È iniziata ieri la visita del presidente cinese Hu Jintao a Washington. Anticipata dalle immagini di uno spot cinese trasmesso sugli schermi di Time Square a New York per restituire agli americani un’immagine più rassicurante della Cina e con sullo sfondo la difesa dei diritti umani; le opportunità di business americane oltre la Muraglia e le tensioni valutarie yuan-dollaro. Ricevuto dall’augurio del presidente statunitense, Barack Obama, affinché si gettino “le fondamenta per un futuro rapporto di cooperazione”, Hu ha sottolineato la necessità del “mutuo rispetto” e della “mutua fiducia” e ha ricordato gli “ampi interessi comuni e le responsabilità” condivise dai due Paesi.
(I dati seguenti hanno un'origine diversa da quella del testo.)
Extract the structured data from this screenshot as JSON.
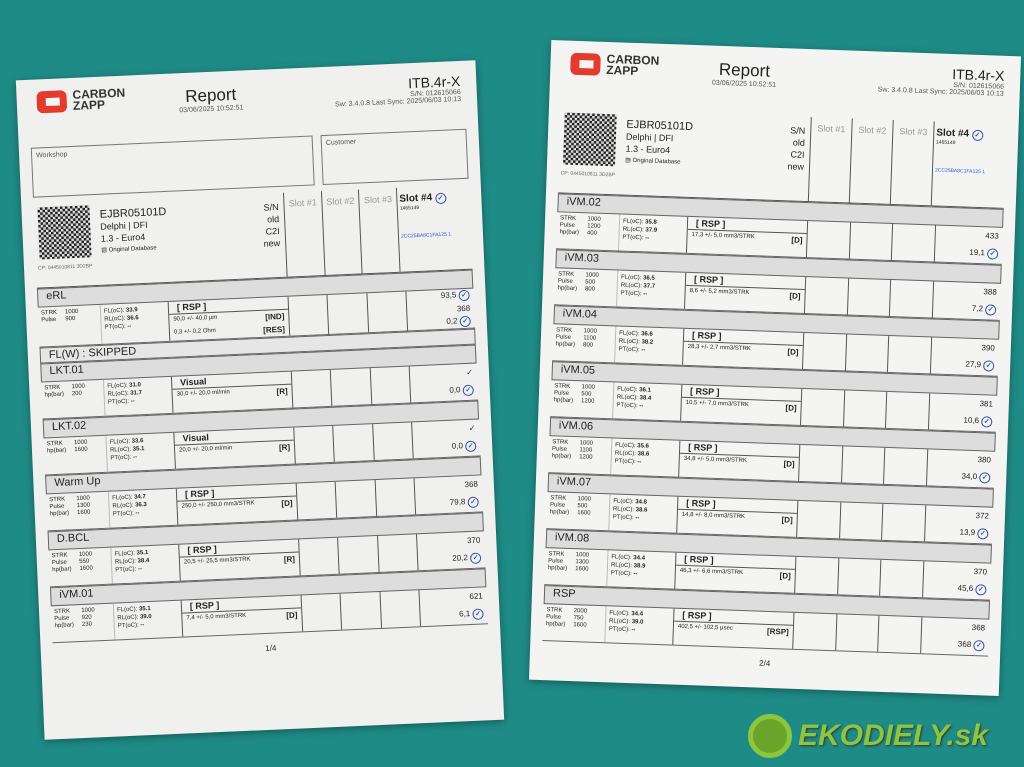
{
  "brand": {
    "line1": "CARBON",
    "line2": "ZAPP",
    "accent": "#e33b2e"
  },
  "pages": [
    {
      "title": "Report",
      "date": "03/06/2025 10:52:51",
      "model": "ITB.4r-X",
      "sn": "S/N: 012615066",
      "sw": "Sw: 3.4.0.8 Last Sync: 2025/06/03 10:13",
      "workshop": "Workshop",
      "customer": "Customer",
      "injector": {
        "code": "EJBR05101D",
        "make": "Delphi | DFI",
        "engine": "1.3 - Euro4",
        "db": "Original Database",
        "sn": "S/N",
        "old": "old",
        "c2i": "C2I",
        "new": "new",
        "cp": "CP: 0445010811 3D2BP"
      },
      "slots": [
        "Slot #1",
        "Slot #2",
        "Slot #3",
        "Slot #4"
      ],
      "slot4_sn": "1465149",
      "slot4_id": "2CC25BA8C1FA125 1",
      "skipped": "FL(W) : SKIPPED",
      "tests": [
        {
          "name": "eRL",
          "params": [
            [
              "STRK",
              "1000"
            ],
            [
              "Pulse",
              "900"
            ]
          ],
          "fl": "33.9",
          "rl": "36.6",
          "pt": "--",
          "method": "[ RSP ]",
          "spec": "90,0 +/- 40,0 µm",
          "tag": "[IND]",
          "spec2": "0,3 +/- 0,2 Ohm",
          "tag2": "[RES]",
          "v1": "93,5",
          "v2": "368",
          "v3": "0,2"
        },
        {
          "name": "LKT.01",
          "params": [
            [
              "STRK",
              "1000"
            ],
            [
              "hp(bar)",
              "200"
            ]
          ],
          "fl": "31.0",
          "rl": "31.7",
          "pt": "--",
          "method": "Visual",
          "spec": "30,0 +/- 20,0 ml/min",
          "tag": "[R]",
          "v1": "✓",
          "v2": "0,0"
        },
        {
          "name": "LKT.02",
          "params": [
            [
              "STRK",
              "1000"
            ],
            [
              "hp(bar)",
              "1600"
            ]
          ],
          "fl": "33.6",
          "rl": "35.1",
          "pt": "--",
          "method": "Visual",
          "spec": "20,0 +/- 20,0 ml/min",
          "tag": "[R]",
          "v1": "✓",
          "v2": "0,0"
        },
        {
          "name": "Warm Up",
          "params": [
            [
              "STRK",
              "1000"
            ],
            [
              "Pulse",
              "1300"
            ],
            [
              "hp(bar)",
              "1600"
            ]
          ],
          "fl": "34.7",
          "rl": "36.3",
          "pt": "--",
          "method": "[ RSP ]",
          "spec": "250,0 +/- 250,0 mm3/STRK",
          "tag": "[D]",
          "v1": "368",
          "v2": "79,8"
        },
        {
          "name": "D.BCL",
          "params": [
            [
              "STRK",
              "1000"
            ],
            [
              "Pulse",
              "550"
            ],
            [
              "hp(bar)",
              "1600"
            ]
          ],
          "fl": "35.1",
          "rl": "38.4",
          "pt": "--",
          "method": "[ RSP ]",
          "spec": "20,5 +/- 25,5 mm3/STRK",
          "tag": "[R]",
          "v1": "370",
          "v2": "20,2"
        },
        {
          "name": "iVM.01",
          "params": [
            [
              "STRK",
              "1000"
            ],
            [
              "Pulse",
              "920"
            ],
            [
              "hp(bar)",
              "230"
            ]
          ],
          "fl": "35.1",
          "rl": "39.0",
          "pt": "--",
          "method": "[ RSP ]",
          "spec": "7,4 +/- 5,0 mm3/STRK",
          "tag": "[D]",
          "v1": "621",
          "v2": "6,1"
        }
      ],
      "page_no": "1/4"
    },
    {
      "title": "Report",
      "date": "03/06/2025 10:52:51",
      "model": "ITB.4r-X",
      "sn": "S/N: 012615066",
      "sw": "Sw: 3.4.0.8 Last Sync: 2025/06/03 10:13",
      "injector": {
        "code": "EJBR05101D",
        "make": "Delphi | DFI",
        "engine": "1.3 - Euro4",
        "db": "Original Database",
        "sn": "S/N",
        "old": "old",
        "c2i": "C2I",
        "new": "new",
        "cp": "CP: 0445010811 3D2BP"
      },
      "slots": [
        "Slot #1",
        "Slot #2",
        "Slot #3",
        "Slot #4"
      ],
      "slot4_sn": "1465149",
      "slot4_id": "2CC25BA8C1FA125 1",
      "tests": [
        {
          "name": "iVM.02",
          "params": [
            [
              "STRK",
              "1000"
            ],
            [
              "Pulse",
              "1200"
            ],
            [
              "hp(bar)",
              "400"
            ]
          ],
          "fl": "35.8",
          "rl": "37.9",
          "pt": "--",
          "method": "[ RSP ]",
          "spec": "17,3 +/- 5,0 mm3/STRK",
          "tag": "[D]",
          "v1": "433",
          "v2": "19,1"
        },
        {
          "name": "iVM.03",
          "params": [
            [
              "STRK",
              "1000"
            ],
            [
              "Pulse",
              "500"
            ],
            [
              "hp(bar)",
              "800"
            ]
          ],
          "fl": "36.5",
          "rl": "37.7",
          "pt": "--",
          "method": "[ RSP ]",
          "spec": "8,6 +/- 5,2 mm3/STRK",
          "tag": "[D]",
          "v1": "388",
          "v2": "7,2"
        },
        {
          "name": "iVM.04",
          "params": [
            [
              "STRK",
              "1000"
            ],
            [
              "Pulse",
              "1100"
            ],
            [
              "hp(bar)",
              "800"
            ]
          ],
          "fl": "36.6",
          "rl": "38.2",
          "pt": "--",
          "method": "[ RSP ]",
          "spec": "28,3 +/- 2,7 mm3/STRK",
          "tag": "[D]",
          "v1": "390",
          "v2": "27,9"
        },
        {
          "name": "iVM.05",
          "params": [
            [
              "STRK",
              "1000"
            ],
            [
              "Pulse",
              "500"
            ],
            [
              "hp(bar)",
              "1200"
            ]
          ],
          "fl": "36.1",
          "rl": "38.4",
          "pt": "--",
          "method": "[ RSP ]",
          "spec": "10,5 +/- 7,0 mm3/STRK",
          "tag": "[D]",
          "v1": "381",
          "v2": "10,6"
        },
        {
          "name": "iVM.06",
          "params": [
            [
              "STRK",
              "1000"
            ],
            [
              "Pulse",
              "1100"
            ],
            [
              "hp(bar)",
              "1200"
            ]
          ],
          "fl": "35.6",
          "rl": "38.6",
          "pt": "--",
          "method": "[ RSP ]",
          "spec": "34,8 +/- 5,0 mm3/STRK",
          "tag": "[D]",
          "v1": "380",
          "v2": "34,0"
        },
        {
          "name": "iVM.07",
          "params": [
            [
              "STRK",
              "1000"
            ],
            [
              "Pulse",
              "500"
            ],
            [
              "hp(bar)",
              "1600"
            ]
          ],
          "fl": "34.8",
          "rl": "38.6",
          "pt": "--",
          "method": "[ RSP ]",
          "spec": "14,8 +/- 8,0 mm3/STRK",
          "tag": "[D]",
          "v1": "372",
          "v2": "13,9"
        },
        {
          "name": "iVM.08",
          "params": [
            [
              "STRK",
              "1000"
            ],
            [
              "Pulse",
              "1300"
            ],
            [
              "hp(bar)",
              "1600"
            ]
          ],
          "fl": "34.4",
          "rl": "38.9",
          "pt": "--",
          "method": "[ RSP ]",
          "spec": "46,3 +/- 6,6 mm3/STRK",
          "tag": "[D]",
          "v1": "370",
          "v2": "45,6"
        },
        {
          "name": "RSP",
          "params": [
            [
              "STRK",
              "2000"
            ],
            [
              "Pulse",
              "750"
            ],
            [
              "hp(bar)",
              "1600"
            ]
          ],
          "fl": "34.4",
          "rl": "39.0",
          "pt": "--",
          "method": "[ RSP ]",
          "spec": "402,5 +/- 102,5 µsec",
          "tag": "[RSP]",
          "v1": "368",
          "v2": "368"
        }
      ],
      "page_no": "2/4"
    }
  ],
  "labels": {
    "fl": "FL(oC):",
    "rl": "RL(oC):",
    "pt": "PT(oC):"
  },
  "watermark": "EKODIELY.sk"
}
“La Cina non accetterà alcuna lezione dagli Stati Uniti. Si aspetta realismo politico e il riconoscimento del proprio ruolo internazionale”, ha detto la professoressa Rosella Ideo, docente di storia politica e diplomatica dell’Asia orientale all’Università di Trieste.
Si torna a parlare di G2. L’anno appena trascorso ha visto crescere le tensioni tra Cina e Stati Uniti. Ha ancora senso riferirsi a questo direttorio a due dell’economia e della politica mondiale?
“La definizione era già abbastanza prematura dopo la visita a Pechino del presidente statunitense, Barack Obama, a novembre 2009. Allora la Cina si dimostrò assertiva; difficile da condizionare e piuttosto fredda. Da oltre un anno i rapporti tra i due Paesi sono caratterizzati da frizioni economiche e strategiche e dalla volontà di primeggiare dell’uno e dell’altro. Mentre gli Stati Uniti hanno mostrato i propri limiti, soprattutto in campo economico, la Cina è in una fase opposta e vuole tornare a essere al centro della scena, almeno in quella asiatica.”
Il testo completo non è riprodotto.